Danforth is an applied mathematician interested in modeling a variety of physical, biological, and social phenomenon. He has applied principles of chaos theory to improve weather forecasts as a member of the Mathematics and Climate Research Network, and developed a real-time remote sensor of global happiness using messages from Twitter: the Hedonometer. Danforth co-runs the Computational Story Lab with Peter Dodds, and helps run UVM's reading group on complexity.
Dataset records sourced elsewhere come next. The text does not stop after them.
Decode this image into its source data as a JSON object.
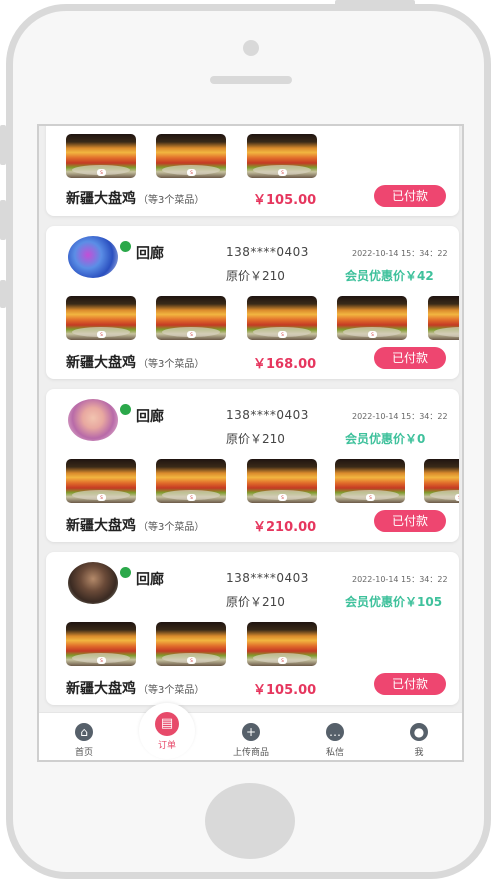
{
  "orders": [
    {
      "id": "order-1",
      "partial": true,
      "thumbs": [
        1,
        1,
        1
      ],
      "dish": "新疆大盘鸡",
      "dish_count": "（等3个菜品）",
      "price": "￥105.00",
      "status": "已付款"
    },
    {
      "id": "order-2",
      "name": "回廊",
      "phone": "138****0403",
      "time": "2022-10-14  15：34：22",
      "original_price": "原价￥210",
      "member_price": "会员优惠价￥42",
      "thumbs": [
        1,
        1,
        1,
        1,
        1
      ],
      "dish": "新疆大盘鸡",
      "dish_count": "（等3个菜品）",
      "price": "￥168.00",
      "status": "已付款"
    },
    {
      "id": "order-3",
      "name": "回廊",
      "phone": "138****0403",
      "time": "2022-10-14  15：34：22",
      "original_price": "原价￥210",
      "member_price": "会员优惠价￥0",
      "thumbs": [
        1,
        1,
        1,
        1,
        1
      ],
      "dish": "新疆大盘鸡",
      "dish_count": "（等3个菜品）",
      "price": "￥210.00",
      "status": "已付款"
    },
    {
      "id": "order-4",
      "name": "回廊",
      "phone": "138****0403",
      "time": "2022-10-14  15：34：22",
      "original_price": "原价￥210",
      "member_price": "会员优惠价￥105",
      "thumbs": [
        1,
        1,
        1
      ],
      "dish": "新疆大盘鸡",
      "dish_count": "（等3个菜品）",
      "price": "￥105.00",
      "status": "已付款"
    }
  ],
  "tabbar": {
    "home": "首页",
    "orders": "订单",
    "upload": "上传商品",
    "messages": "私信",
    "me": "我"
  },
  "colors": {
    "accent": "#e6365e",
    "member": "#3fc19c",
    "online": "#2ba84a"
  }
}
Laurent studies the interaction of structure and dynamics. His research involves network theory, statistical physics and nonlinear dynamics along with their applications in epidemiology, ecology, biology, and sociology. Recent projects include comparing complex networks of different nature, the coevolution of human behavior and infectious diseases, understanding the role of forest shape in determining stability of tropical forests, as well as the impact of echo chambers in political discussions.
Hines' work broadly focuses on finding ways to make electric energy more reliable, more affordable, with less environmental impact. Particular topics of interest include understanding the mechanisms by which small problems in the power grid become large blackouts, identifying and mitigating the stresses caused by large amounts of electric vehicle charging, and quantifying the impact of high penetrations of wind/solar on electricity systems.
Bagrow's interests include: Complex Networks (community detection, social modeling and human dynamics, statistical phenomena, graph similarity and isomorphism), Statistical Physics (non-equilibrium methods, phase transitions, percolation, interacting particle systems, spin glasses), and Optimization(glassy techniques such as simulated/quantum annealing, (non-gradient) minimization of noisy objective functions).